You of all people should know that's obviously a black crappie.


----------



## MassillonBuckeye (May 3, 2010)

All Eyes said:


> You of all people should know that's obviously a black crappie.


Touche! Theres absolutely a black crappie there! lol


----------



## whodeynati (Mar 12, 2012)

A wall of Ohio river gar! Notice the depth is 20+ feet yet only reads 9 because of all the fish. I believe House and myself caught roughly 40 of them.


----------



## MassillonBuckeye (May 3, 2010)

whodeynati said:


> A wall of Ohio river gar! Notice the depth is 20+ feet yet only reads 9 because of all the fish. I believe House and myself caught roughly 40 of them.


wowowow... Dont dangle your toes in the water kids! Im guessing thats also a big school of shad they are lunching on there? Thats neat! 

Heres one for ya All Eyes.. How MANY black crappie do you see in this pic?? This was from a trolling pass on Alum Creek.


----------



## All Eyes (Jul 28, 2004)

Sorry Buckeye, just couldn't refuse.  Always makes me laugh when I see that. That's a cool image. My best guess would be roughly a whole mess of them. 
Also a cool scan of the gar. I've seen them schooled up on the Muskingum before and it looked like you could almost walk on them in places up in the spillway in Devola. They are crazy fast and acrobatic swimmers when they want to be. 0-60 in a blink.


----------



## spectrum (Feb 12, 2013)

Sorry guys had to post a lake erie one, catabwa in the spring- first time I went last year.
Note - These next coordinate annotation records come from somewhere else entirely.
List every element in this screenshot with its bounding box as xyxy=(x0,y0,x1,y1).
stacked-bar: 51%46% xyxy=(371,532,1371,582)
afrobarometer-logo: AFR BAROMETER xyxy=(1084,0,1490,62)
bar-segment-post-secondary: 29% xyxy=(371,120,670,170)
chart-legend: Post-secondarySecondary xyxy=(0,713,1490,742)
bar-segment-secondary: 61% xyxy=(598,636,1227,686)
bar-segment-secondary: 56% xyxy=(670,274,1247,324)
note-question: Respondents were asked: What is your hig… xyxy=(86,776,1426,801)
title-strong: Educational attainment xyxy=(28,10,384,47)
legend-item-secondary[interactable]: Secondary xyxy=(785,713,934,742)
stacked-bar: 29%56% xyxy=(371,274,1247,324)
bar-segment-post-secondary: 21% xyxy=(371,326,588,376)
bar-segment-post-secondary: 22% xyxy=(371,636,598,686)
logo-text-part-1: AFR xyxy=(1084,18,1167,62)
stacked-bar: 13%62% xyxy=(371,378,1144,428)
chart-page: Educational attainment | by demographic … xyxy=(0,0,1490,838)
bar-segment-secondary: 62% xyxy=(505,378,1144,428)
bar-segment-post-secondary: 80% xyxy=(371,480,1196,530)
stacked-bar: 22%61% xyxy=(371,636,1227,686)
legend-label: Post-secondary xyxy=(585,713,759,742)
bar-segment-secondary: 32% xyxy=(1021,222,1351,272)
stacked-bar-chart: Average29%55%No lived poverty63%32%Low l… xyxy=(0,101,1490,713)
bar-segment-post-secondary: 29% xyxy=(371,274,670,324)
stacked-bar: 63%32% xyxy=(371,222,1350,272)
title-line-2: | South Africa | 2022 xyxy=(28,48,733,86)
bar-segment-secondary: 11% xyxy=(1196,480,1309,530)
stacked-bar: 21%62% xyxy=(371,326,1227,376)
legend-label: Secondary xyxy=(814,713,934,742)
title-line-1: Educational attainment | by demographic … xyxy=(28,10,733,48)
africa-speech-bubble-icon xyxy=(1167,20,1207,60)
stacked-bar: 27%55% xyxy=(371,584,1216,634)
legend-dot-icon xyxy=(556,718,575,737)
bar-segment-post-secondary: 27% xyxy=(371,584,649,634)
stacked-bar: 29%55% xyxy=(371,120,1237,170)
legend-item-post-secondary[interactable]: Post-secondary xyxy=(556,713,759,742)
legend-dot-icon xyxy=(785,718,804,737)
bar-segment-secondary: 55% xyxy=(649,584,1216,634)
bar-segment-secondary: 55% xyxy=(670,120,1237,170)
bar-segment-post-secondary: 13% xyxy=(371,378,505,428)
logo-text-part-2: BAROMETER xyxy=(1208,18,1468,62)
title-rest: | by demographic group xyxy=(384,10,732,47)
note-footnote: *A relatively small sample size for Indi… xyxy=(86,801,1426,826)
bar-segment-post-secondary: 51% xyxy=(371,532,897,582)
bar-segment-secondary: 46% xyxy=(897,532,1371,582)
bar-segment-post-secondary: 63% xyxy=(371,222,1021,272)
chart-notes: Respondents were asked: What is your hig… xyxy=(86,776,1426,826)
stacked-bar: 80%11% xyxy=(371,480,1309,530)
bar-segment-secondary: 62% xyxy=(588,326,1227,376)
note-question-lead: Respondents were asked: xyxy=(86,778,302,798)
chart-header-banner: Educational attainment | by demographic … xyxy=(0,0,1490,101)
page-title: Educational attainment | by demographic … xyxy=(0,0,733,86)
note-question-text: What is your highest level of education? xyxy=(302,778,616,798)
I'm pretty sure I had slobber all over myself.


----------



## MassillonBuckeye (May 3, 2010)

There ya go! Whats that?! Upper right = 2D, lower left=side scan, lower right= Down scan.


----------



## MassillonBuckeye (May 3, 2010)

Biiiig fish! I did have the sensitivity cranked which added to the effect. But still!


----------



## MassillonBuckeye (May 3, 2010)

This one is just out from the New Galena ramp on Alum Creek.


----------



## Tightlines (Jun 29, 2012)

Here are a couple SI pics out of Vermillion. The one pic you can see a school of bait fish with walleye and white bass around it. On the right side is a school of walleye.


----------



## kfi (Nov 11, 2013)

MassillonBuckeye said:


> There ya go! Whats that?! Upper right = 2D, lower left=side scan, lower right= Down scan.


Cool thread. I'm going to guess that is an old truss bridge that you are not directly over top of. Any prizes for correct answer?

Got a new hbird unit this season and been working on figuring it out. Will post some pics (some of which still haven't figured out).


----------